Since the IFS Institute abruptly restricted its training courses to licensed mental health providers earlier this year, non-clinical practitioners have been talking a lot among ourselves about where to go from here.

  • Some folks have deepened their commitment to the IFS Institute, organizing and advocating for change from within as program assistants, trainers, and members of the IFS community.
  • Others of us have begun to explore how we might continue to practice the therapeutic methods we learned from IFS outside its institutional borders.
  • Lots of practitioners in both camps are also venturing beyond IFS as individual practitioners, combining IFS with other healing disciplines to form unique practices all of their own.
  • And many of us, at varying scales, are creating, imagining, and longing for communities of practice beyond IFS.

This workshop is a place for us to imagine new ways to work together with other practitioners, IFS-trained and otherwise, who share our approach to healing and liberation from the inside out.

I like to call us all “partsworkers,” but I imagine other folks have other words to describe what we have in common.

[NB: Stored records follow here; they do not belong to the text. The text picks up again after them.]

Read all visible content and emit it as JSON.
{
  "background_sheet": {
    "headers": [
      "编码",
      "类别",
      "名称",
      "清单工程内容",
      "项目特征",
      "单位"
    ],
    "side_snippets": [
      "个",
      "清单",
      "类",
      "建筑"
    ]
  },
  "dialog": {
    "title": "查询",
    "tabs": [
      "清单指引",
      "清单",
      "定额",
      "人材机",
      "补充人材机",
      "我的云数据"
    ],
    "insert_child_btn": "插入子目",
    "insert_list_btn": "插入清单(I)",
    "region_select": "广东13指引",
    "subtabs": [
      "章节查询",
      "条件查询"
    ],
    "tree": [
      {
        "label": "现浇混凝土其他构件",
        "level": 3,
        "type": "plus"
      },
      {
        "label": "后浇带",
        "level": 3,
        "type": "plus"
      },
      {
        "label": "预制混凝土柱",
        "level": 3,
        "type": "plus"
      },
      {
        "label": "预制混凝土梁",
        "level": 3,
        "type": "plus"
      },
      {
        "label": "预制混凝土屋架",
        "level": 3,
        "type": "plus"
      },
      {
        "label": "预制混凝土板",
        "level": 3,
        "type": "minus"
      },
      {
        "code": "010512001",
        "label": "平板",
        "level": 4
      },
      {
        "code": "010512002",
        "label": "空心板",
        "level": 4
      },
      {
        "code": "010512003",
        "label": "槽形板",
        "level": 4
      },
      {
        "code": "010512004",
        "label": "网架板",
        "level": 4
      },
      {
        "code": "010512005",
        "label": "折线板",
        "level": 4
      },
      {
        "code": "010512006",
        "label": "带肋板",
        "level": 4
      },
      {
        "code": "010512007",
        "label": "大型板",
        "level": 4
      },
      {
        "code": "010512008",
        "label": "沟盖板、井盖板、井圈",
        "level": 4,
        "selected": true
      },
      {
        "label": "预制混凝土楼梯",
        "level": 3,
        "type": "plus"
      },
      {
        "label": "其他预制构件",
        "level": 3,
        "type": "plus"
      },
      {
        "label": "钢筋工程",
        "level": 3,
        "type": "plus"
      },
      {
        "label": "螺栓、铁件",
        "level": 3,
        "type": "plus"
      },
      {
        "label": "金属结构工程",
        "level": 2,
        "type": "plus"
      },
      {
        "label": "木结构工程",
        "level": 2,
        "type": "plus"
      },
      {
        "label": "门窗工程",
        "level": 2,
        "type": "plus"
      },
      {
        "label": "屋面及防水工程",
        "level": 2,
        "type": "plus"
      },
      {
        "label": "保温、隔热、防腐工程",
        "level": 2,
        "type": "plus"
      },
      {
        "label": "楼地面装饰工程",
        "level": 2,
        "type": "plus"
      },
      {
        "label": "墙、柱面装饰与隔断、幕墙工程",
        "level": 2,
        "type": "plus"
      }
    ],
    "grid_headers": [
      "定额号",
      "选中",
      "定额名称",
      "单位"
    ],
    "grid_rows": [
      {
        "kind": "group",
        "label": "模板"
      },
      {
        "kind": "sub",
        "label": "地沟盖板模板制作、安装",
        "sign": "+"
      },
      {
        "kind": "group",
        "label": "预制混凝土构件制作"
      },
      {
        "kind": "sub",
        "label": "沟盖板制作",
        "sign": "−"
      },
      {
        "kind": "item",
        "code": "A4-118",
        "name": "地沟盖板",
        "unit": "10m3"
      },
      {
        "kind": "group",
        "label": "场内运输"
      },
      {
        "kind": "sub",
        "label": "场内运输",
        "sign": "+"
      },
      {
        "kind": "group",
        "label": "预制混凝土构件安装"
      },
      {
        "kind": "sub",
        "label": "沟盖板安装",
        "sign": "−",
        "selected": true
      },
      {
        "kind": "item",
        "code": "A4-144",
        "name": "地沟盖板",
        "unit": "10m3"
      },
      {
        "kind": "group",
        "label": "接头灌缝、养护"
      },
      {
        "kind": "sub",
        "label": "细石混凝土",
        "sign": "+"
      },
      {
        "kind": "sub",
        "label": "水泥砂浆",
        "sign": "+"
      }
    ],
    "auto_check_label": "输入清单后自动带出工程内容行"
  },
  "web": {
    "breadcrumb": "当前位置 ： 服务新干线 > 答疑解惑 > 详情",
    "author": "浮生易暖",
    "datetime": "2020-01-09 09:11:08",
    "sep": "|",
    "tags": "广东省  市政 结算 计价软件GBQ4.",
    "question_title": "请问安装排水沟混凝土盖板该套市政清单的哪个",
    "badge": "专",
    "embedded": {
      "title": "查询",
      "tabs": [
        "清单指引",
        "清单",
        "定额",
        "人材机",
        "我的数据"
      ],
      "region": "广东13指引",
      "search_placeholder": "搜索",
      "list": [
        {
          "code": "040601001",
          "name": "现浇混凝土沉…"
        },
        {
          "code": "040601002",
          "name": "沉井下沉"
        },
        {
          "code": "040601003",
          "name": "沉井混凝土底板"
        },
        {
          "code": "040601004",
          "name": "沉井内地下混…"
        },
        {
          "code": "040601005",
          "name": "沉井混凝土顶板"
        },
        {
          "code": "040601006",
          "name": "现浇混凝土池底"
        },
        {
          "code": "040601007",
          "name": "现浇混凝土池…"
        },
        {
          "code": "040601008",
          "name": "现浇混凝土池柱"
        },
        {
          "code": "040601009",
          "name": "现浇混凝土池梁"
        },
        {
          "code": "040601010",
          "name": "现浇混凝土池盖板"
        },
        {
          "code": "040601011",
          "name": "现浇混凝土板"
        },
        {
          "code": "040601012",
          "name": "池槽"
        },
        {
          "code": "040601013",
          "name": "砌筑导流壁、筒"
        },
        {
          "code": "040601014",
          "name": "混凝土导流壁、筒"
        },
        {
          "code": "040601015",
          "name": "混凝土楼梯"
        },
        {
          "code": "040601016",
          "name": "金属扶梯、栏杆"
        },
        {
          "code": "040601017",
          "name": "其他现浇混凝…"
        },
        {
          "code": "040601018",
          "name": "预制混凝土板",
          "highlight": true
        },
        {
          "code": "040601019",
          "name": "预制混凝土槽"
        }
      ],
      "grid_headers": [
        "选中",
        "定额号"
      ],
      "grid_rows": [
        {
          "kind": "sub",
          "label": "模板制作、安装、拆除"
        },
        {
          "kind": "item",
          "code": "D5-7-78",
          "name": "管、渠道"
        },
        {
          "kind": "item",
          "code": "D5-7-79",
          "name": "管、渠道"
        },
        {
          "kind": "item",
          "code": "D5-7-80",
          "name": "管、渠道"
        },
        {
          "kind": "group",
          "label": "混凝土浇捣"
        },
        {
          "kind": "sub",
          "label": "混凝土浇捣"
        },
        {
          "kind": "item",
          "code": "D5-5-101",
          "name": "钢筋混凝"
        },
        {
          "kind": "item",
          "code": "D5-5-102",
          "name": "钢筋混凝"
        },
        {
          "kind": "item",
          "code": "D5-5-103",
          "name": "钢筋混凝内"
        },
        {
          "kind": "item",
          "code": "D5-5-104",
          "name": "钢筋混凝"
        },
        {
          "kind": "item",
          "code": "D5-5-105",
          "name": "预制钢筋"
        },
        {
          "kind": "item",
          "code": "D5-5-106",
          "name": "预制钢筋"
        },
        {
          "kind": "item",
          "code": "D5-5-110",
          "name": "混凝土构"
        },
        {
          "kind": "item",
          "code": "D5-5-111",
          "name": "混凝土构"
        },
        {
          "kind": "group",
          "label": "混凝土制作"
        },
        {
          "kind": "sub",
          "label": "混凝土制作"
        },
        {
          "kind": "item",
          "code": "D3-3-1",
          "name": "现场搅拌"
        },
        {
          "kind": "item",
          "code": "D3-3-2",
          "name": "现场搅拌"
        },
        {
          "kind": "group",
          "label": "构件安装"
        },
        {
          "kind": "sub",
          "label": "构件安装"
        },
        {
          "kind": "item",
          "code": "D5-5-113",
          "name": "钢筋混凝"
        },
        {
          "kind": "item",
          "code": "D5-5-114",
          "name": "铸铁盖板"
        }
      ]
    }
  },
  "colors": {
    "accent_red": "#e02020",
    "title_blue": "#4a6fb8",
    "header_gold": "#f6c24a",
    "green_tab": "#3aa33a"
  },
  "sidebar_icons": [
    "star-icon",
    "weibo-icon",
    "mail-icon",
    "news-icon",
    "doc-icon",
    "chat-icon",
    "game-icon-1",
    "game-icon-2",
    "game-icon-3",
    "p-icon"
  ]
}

Questions we might talk over

  • Do we have characteristics in common beyond our IFS training? If so, how might we find community around them?
  • How have our practices have evolved significantly past “pure IFS,” however we conceive of that? Do these evolutions seem to form any patterns?
  • What other communities of practice do we participate in? What can partsworkers learn from them?
  • Do we agree on any common principles or ideas? How about any interesting diversities of opinion among us?
  • What good might we be able to do outside IFS that we could not do inside it?

Things we might decide to do

  • Spin up a way to keep the conversation going, like a Discord server or an email listserv
  • Draft a manifesto calling for global solidarity among partsworkers
  • Create a directory (formal or informal) so we can find each other and stay in low-key community
  • Enjoy our time together for its own sake, without any particular expectation or destination

Some context for this session

Honoring the Institute’s protective system

In January of this year, 2024, the IFS Institute abruptly announced that Internal Family Systems training, which had long been open to everyone, would immediately be restricted to licensed mental-health practitioners. Training courses that used to welcome students from far beyond mental health, including this kooky ex-academic consultant, were suddenly reinterpreted to have been meant for clinicians only all along.

Trained non-clinical IFS practitioners like me were blindsided by the Institute’s sudden reversal, which upended decades of theory and practice. When pressed to explain themselves, IFSI higher-ups have provided no convincing rationale. A petition to protest the change has attracted more than 800 signatures and counting from all over the world, including those of many clinicians who (with exquisite shade) “want to leverage our newfound privilege of status to state why we want to remain a united IFS community of equals.”

I signed and circulated the petition; I hope you will too! But the skills I learned in my Level 1 training — skills I am now allegedly unqualified to practice — make me suspect that the IFS Institute is probably not going to budge. When IFSI now declares that their trainings “have been designed by mental health professionals to enable other mental health professionals to work with their clients,” I hear the plaintive urgency of an extreme protective strategy, animated by a fear for survival.

I don’t know what the Institute’s protective parts are afraid would happen if they didn’t make Dick Schwartz disavow his own long-standing teaching in this way. I don’t have a way to ask them whom, or what, they are protecting. But I do have an IFS practitioner’s hunch that the protective parts of IFSI leadership who seem to be running the show over there are unlikely to unblend any time soon.

Imagining IFS practice beyond IFS™

So, once the initial sting of the decision wore off, I started to wonder:

  • As someone far outside the disciplinary gates of mental healthcare, who would I be if the Institute disavowed me? If I weren’t an IFS™ practitioner any more, what kind of practitioner would I be?
  • If non-clinicians like me suddenly vanished from the IFS directory (a very thinkable possibility), by what authority could I claim to practice?
  • If I weren’t a member of the “IFS community” any longer, what other collectives might I be able to join or convene around the work the Institute trained me to do?

The more I talk over such questions with my dearest colleagues, the more excited we all become about the possibilities they imply.

And that is the institutional context for this proposed Unconference workshop.